I also had a personal goal list here.
So what are my highs and lows this month?
- I started saving money. As of right now, I have $120, untouched, in my savings account. Wanna know something awesome? It’s all tip money.
- I saw Ray at least once, this past weekend. While it sucks it’s always short lived, at least I still got to see him.
- I managed to organize my room a little. It’s nowhere close to where I wanted to go with it, but it’s hard when you lack the storage space to put everything.
- I did manage to read one book this month. It wasn’t anything amazing, but I did read it.
- I started a bullet journal.
- I’ve been going out about once a week.
- I still haven’t found my birth certificate, which means I’m going to have to spend money to buy a new one. Which I still haven’t done yet.
- I still haven’t bothered creating a new online portfolio.
- Found out I may not get to see Ray all that much in the next two months.
- I have this great guy, and I realized I’m crushing on a coworker.
- I’ve lacked motivation to start a daily workout/yoga.
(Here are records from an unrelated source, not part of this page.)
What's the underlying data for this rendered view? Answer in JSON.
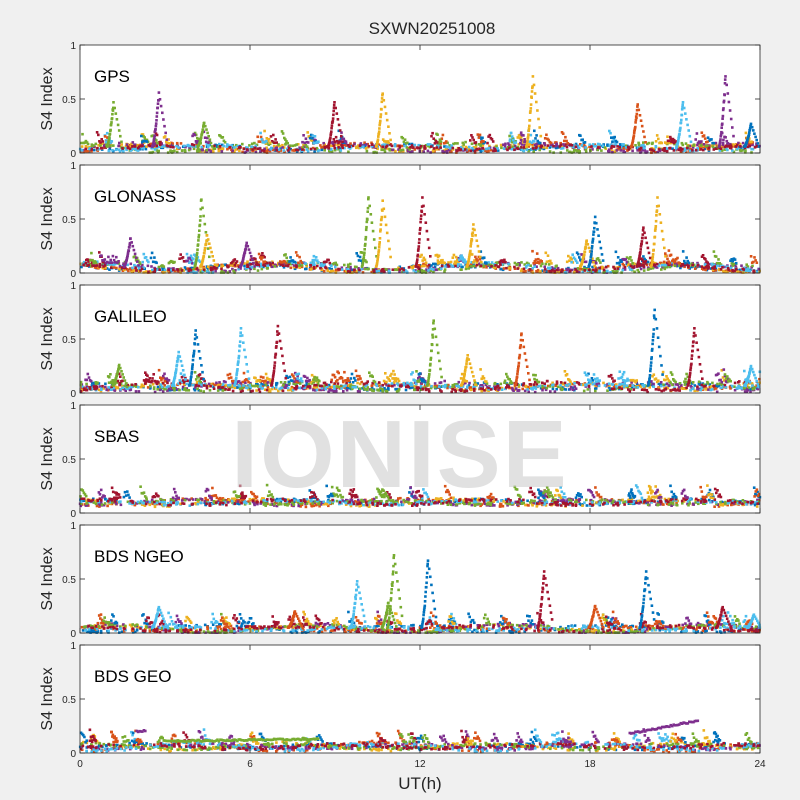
{
  "chart_data": {
    "type": "scatter",
    "title": "SXWN20251008",
    "xlabel": "UT(h)",
    "ylabel": "S4 Index",
    "xlim": [
      0,
      24
    ],
    "ylim": [
      0,
      1
    ],
    "xticks": [
      "0",
      "6",
      "12",
      "18",
      "24"
    ],
    "yticks": [
      "0",
      "0.5",
      "1"
    ],
    "watermark": "IONISE",
    "series_colors": [
      "#0072BD",
      "#D95319",
      "#EDB120",
      "#7E2F8E",
      "#77AC30",
      "#4DBEEE",
      "#A2142F"
    ],
    "panels": [
      {
        "name": "GPS",
        "baseline": 0.06,
        "spikes": [
          {
            "x": 1.1,
            "y": 0.47,
            "color": 4
          },
          {
            "x": 2.7,
            "y": 0.56,
            "color": 3
          },
          {
            "x": 4.3,
            "y": 0.28,
            "color": 4
          },
          {
            "x": 8.9,
            "y": 0.47,
            "color": 6
          },
          {
            "x": 10.6,
            "y": 0.55,
            "color": 2
          },
          {
            "x": 15.9,
            "y": 0.71,
            "color": 2
          },
          {
            "x": 19.6,
            "y": 0.45,
            "color": 1
          },
          {
            "x": 21.2,
            "y": 0.47,
            "color": 5
          },
          {
            "x": 22.7,
            "y": 0.71,
            "color": 3
          },
          {
            "x": 23.6,
            "y": 0.27,
            "color": 0
          }
        ]
      },
      {
        "name": "GLONASS",
        "baseline": 0.06,
        "spikes": [
          {
            "x": 1.7,
            "y": 0.32,
            "color": 3
          },
          {
            "x": 4.2,
            "y": 0.68,
            "color": 4
          },
          {
            "x": 4.4,
            "y": 0.35,
            "color": 2
          },
          {
            "x": 5.8,
            "y": 0.28,
            "color": 3
          },
          {
            "x": 10.1,
            "y": 0.7,
            "color": 4
          },
          {
            "x": 10.6,
            "y": 0.67,
            "color": 2
          },
          {
            "x": 12.0,
            "y": 0.7,
            "color": 6
          },
          {
            "x": 13.8,
            "y": 0.45,
            "color": 2
          },
          {
            "x": 17.8,
            "y": 0.3,
            "color": 2
          },
          {
            "x": 18.1,
            "y": 0.52,
            "color": 0
          },
          {
            "x": 19.8,
            "y": 0.42,
            "color": 6
          },
          {
            "x": 20.3,
            "y": 0.7,
            "color": 2
          }
        ]
      },
      {
        "name": "GALILEO",
        "baseline": 0.07,
        "spikes": [
          {
            "x": 1.3,
            "y": 0.26,
            "color": 4
          },
          {
            "x": 3.4,
            "y": 0.38,
            "color": 5
          },
          {
            "x": 4.0,
            "y": 0.58,
            "color": 0
          },
          {
            "x": 5.6,
            "y": 0.6,
            "color": 5
          },
          {
            "x": 6.9,
            "y": 0.62,
            "color": 6
          },
          {
            "x": 12.4,
            "y": 0.67,
            "color": 4
          },
          {
            "x": 13.6,
            "y": 0.35,
            "color": 2
          },
          {
            "x": 15.5,
            "y": 0.55,
            "color": 1
          },
          {
            "x": 20.2,
            "y": 0.77,
            "color": 0
          },
          {
            "x": 21.6,
            "y": 0.6,
            "color": 6
          },
          {
            "x": 23.6,
            "y": 0.25,
            "color": 5
          }
        ]
      },
      {
        "name": "SBAS",
        "baseline": 0.11,
        "spikes": []
      },
      {
        "name": "BDS NGEO",
        "baseline": 0.05,
        "spikes": [
          {
            "x": 2.7,
            "y": 0.24,
            "color": 5
          },
          {
            "x": 7.5,
            "y": 0.2,
            "color": 1
          },
          {
            "x": 9.7,
            "y": 0.48,
            "color": 5
          },
          {
            "x": 10.8,
            "y": 0.28,
            "color": 4
          },
          {
            "x": 11.0,
            "y": 0.72,
            "color": 4
          },
          {
            "x": 12.2,
            "y": 0.67,
            "color": 0
          },
          {
            "x": 16.3,
            "y": 0.57,
            "color": 6
          },
          {
            "x": 18.1,
            "y": 0.25,
            "color": 1
          },
          {
            "x": 19.9,
            "y": 0.57,
            "color": 0
          },
          {
            "x": 22.6,
            "y": 0.24,
            "color": 6
          },
          {
            "x": 23.7,
            "y": 0.17,
            "color": 5
          }
        ]
      },
      {
        "name": "BDS GEO",
        "baseline": 0.07,
        "spikes": [],
        "tracks": [
          {
            "x0": 2.0,
            "x1": 2.3,
            "y0": 0.2,
            "y1": 0.21,
            "color": 3
          },
          {
            "x0": 3.0,
            "x1": 8.4,
            "y0": 0.11,
            "y1": 0.13,
            "color": 4
          },
          {
            "x0": 19.4,
            "x1": 21.8,
            "y0": 0.18,
            "y1": 0.3,
            "color": 3
          }
        ]
      }
    ]
  }
}
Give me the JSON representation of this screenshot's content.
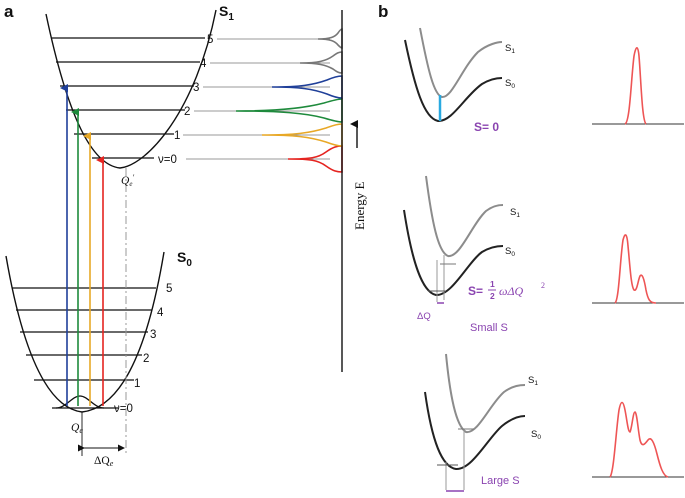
{
  "panel_a": {
    "label": "a",
    "excited_state": {
      "label_main": "S",
      "label_sub": "1"
    },
    "ground_state": {
      "label_main": "S",
      "label_sub": "0"
    },
    "excited_levels": [
      "ν=0",
      "1",
      "2",
      "3",
      "4",
      "5"
    ],
    "ground_levels": [
      "ν=0",
      "1",
      "2",
      "3",
      "4",
      "5"
    ],
    "qe_label": "Q",
    "qe_sub": "e",
    "qe_prime_label": "Q",
    "qe_prime_sub": "e",
    "qe_prime_mark": "′",
    "delta_q_label": "ΔQ",
    "delta_q_sub": "e",
    "energy_axis_label": "Energy E",
    "transition_colors": [
      "#1f3f99",
      "#1e8a3c",
      "#e8a826",
      "#e52420"
    ],
    "spectrum_colors": [
      "#e52420",
      "#e8a826",
      "#1e8a3c",
      "#1f3f99",
      "#777777",
      "#777777"
    ]
  },
  "panel_b": {
    "label": "b",
    "rows": [
      {
        "s1_label": "S",
        "s1_sub": "1",
        "s0_label": "S",
        "s0_sub": "0",
        "s_expr": "S= 0",
        "caption": ""
      },
      {
        "s1_label": "S",
        "s1_sub": "1",
        "s0_label": "S",
        "s0_sub": "0",
        "s_expr_prefix": "S=",
        "frac_num": "1",
        "frac_den": "2",
        "s_expr_suffix": "ωΔQ",
        "s_expr_sup": "2",
        "delta_label": "ΔQ",
        "caption": "Small S"
      },
      {
        "s1_label": "S",
        "s1_sub": "1",
        "s0_label": "S",
        "s0_sub": "0",
        "caption": "Large S"
      }
    ],
    "curve_colors": {
      "s1": "#8c8c8c",
      "s0": "#222222",
      "zero_phonon": "#29a9e0",
      "spectrum": "#ee5555",
      "label": "#8a44b0"
    }
  }
}
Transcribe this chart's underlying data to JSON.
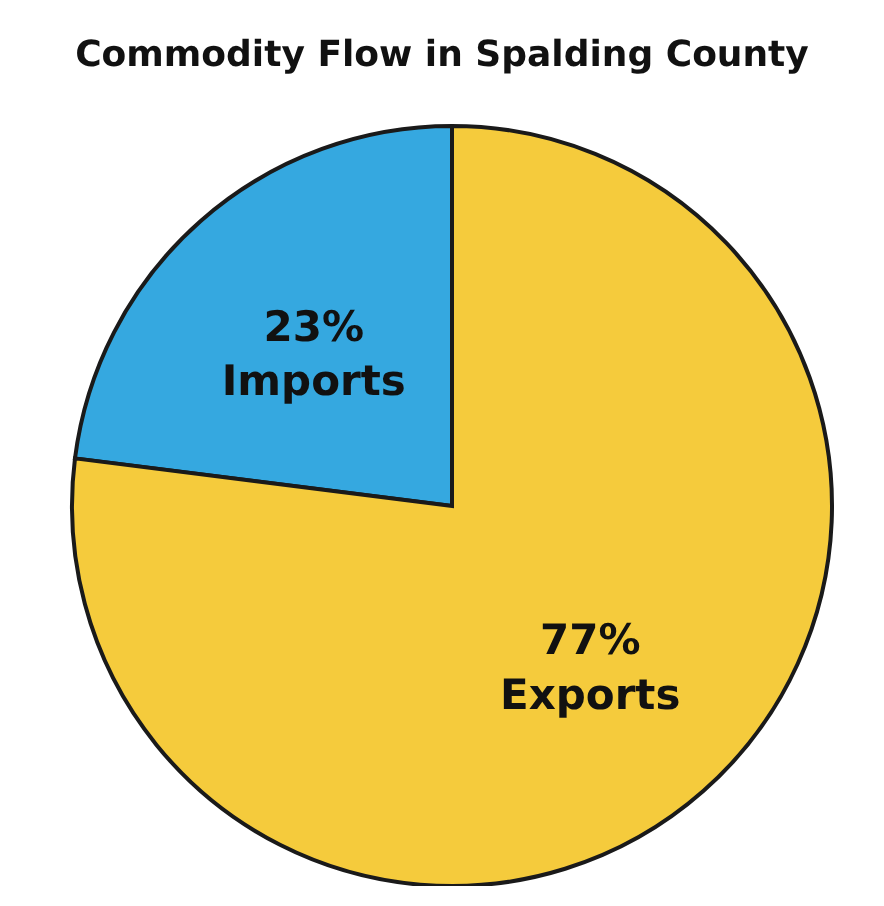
{
  "chart_data": {
    "type": "pie",
    "title": "Commodity Flow in Spalding County",
    "categories": [
      "Imports",
      "Exports"
    ],
    "values": [
      23,
      77
    ],
    "colors": [
      "#35a8e0",
      "#f5cb3c"
    ],
    "value_labels": [
      "23%",
      "77%"
    ]
  }
}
January was filled with ups and downs. I didn’t feel like I accomplished that much, but I guess I didn’t do as terrible as I thought. I’m working on it, slowly. When it comes to these cold and dreary days, it’s all about starting somewhere. I have so much I still would like to make happen, and I’m hoping February can bring me closer to where I need to be.
This month also made me realize that now, more than ever, I have no clue what I’m doing with my life. Like, honestly, I don’t know what I’m doing with anything. I feel stuck in this endless cycle. Something has got to give, because I can see how people wind up wasting their lives not doing what they love. It’s easy to get sucked into the cycle of responsibilities and a reliable job. It’s scary to embrace the real world and the stink of failure. And money, it’s so hard to start somewhere when you lack it. To those of you who have it, I hope you know how lucky you are.
February is going to be tough because I don’t even know if I’ll get to see Ray, which sucks. This distance thing is making everything even more difficult. But if anything, it’s motivation to get my ass in gear and do something about it. If I’m not happy, I need to strive to change my status. I need to make some moves.
How did you feel about January? Did it start off rough for you, too?